映画「Winny」
Amazonプライムで2023年公開の「Winny」を観た。
Winnyがファイル交換ソフトであることは知っていたが、この映画を観てWinnyがPeer to Peerのソフトである事を知った。
Peer to Peerの技術を使われているのは、身近な処では「LINE」や「プレステの対戦ゲーム」、「ZOOM」があり、身近ではないが「ビットコイン」もそうだ。
壇俊光 弁護士(三浦貴大)が「包丁で人を殺せば殺人罪だが、その包丁を作った職人は殺人幇助に問われるのか?」と言う言葉にインパクトは有った。
武器として作られた物は殺人が目的だが、道具として作られた包丁やノミやハンマーや電ノコは、時として殺人の道具になるが、それは本来の使い方では無いのだ。
東出昌大が演じる開発者・金子勇は発達障害なのかと感じさせるものが有るが、何かに秀でた者は、他の事に興味を持たないのは常で有るから、発達障害であるかは不明だ。

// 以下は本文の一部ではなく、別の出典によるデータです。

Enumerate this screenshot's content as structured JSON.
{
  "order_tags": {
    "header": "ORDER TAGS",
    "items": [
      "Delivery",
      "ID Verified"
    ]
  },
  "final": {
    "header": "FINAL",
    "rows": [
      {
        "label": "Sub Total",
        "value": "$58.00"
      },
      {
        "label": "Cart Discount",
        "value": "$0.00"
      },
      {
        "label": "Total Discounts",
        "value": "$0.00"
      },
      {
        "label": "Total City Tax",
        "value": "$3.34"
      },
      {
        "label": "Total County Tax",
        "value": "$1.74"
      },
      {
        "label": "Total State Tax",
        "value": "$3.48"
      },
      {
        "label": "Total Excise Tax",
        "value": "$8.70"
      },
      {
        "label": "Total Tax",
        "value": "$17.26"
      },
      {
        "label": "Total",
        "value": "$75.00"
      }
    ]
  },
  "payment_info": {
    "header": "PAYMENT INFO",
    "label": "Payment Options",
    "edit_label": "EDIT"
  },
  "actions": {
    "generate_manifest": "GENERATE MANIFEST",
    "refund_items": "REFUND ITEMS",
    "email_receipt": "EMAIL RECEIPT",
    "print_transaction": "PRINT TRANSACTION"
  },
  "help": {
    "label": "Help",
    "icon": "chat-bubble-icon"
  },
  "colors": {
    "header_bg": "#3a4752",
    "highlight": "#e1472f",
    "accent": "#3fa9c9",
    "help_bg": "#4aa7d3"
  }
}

仮に発達障害であっても、それも個性の一つであるから問題ではない。
中学3年の時、私は科学部の部長をしていた。
同級生のNも科学部に在籍していたのだが、或る時に「カエル班を作りたい」と言い出した。
「そんな班に人は集まるのか」と問うと「俺一人でも良い」と言う。
奴の家に遊びに行った時、玄関口に現れた奴はカエルを手の平に乗せていた。
「カエルって腹を上にすると暴れなくなるんだ」
Nは本気でカエルの研究をしたいのだと確信した。
それから、部の担当教員の許可を取って、科学部部室の裏庭にビニール製の「カエル池」を作った。
卒業するまでにNからの報告は無かったが、何らかの研究をしていたようだ。
今から思うと、人付き合いに苦手なNも発達障害だったのかもしれないし、私にも同じような側面があるから、私も発達障害なのかもしれない。
55年前の中学時代の科学部は、そんな輩の集まりだったが、誰もが他人の個性を受け入れていた科学者の卵だったように思える。
話は戻るが、Winny開発者の金子氏は映画の中でボクシングの対戦ゲームを見せながら、「AIで重力計算している」と言うのだ。
この時代にAIの概念が有ったのかは不明だし、映画の脚色かもしれないが、Winny裁判で無罪を勝ち取る7年間、彼のソフト開発は妨げられた。
無罪判決からソフト開発が出来たのは半年間であり、11年前の7月6日に急性心筋梗塞でこの世を去ったのは43歳の時だった。
映画の中で「他のプログラマーが3年掛かるプログラムを彼は2週間で完成させる天才プログラマー」と言うフレーズがあった。
Winnyが開発されたのは2002年。裁判がなければ、日本のソフトウエア技術は大きく飛躍していたかもしれないと思うと残念でならない。
現在、Amazonプライム会員だと無料で観られます。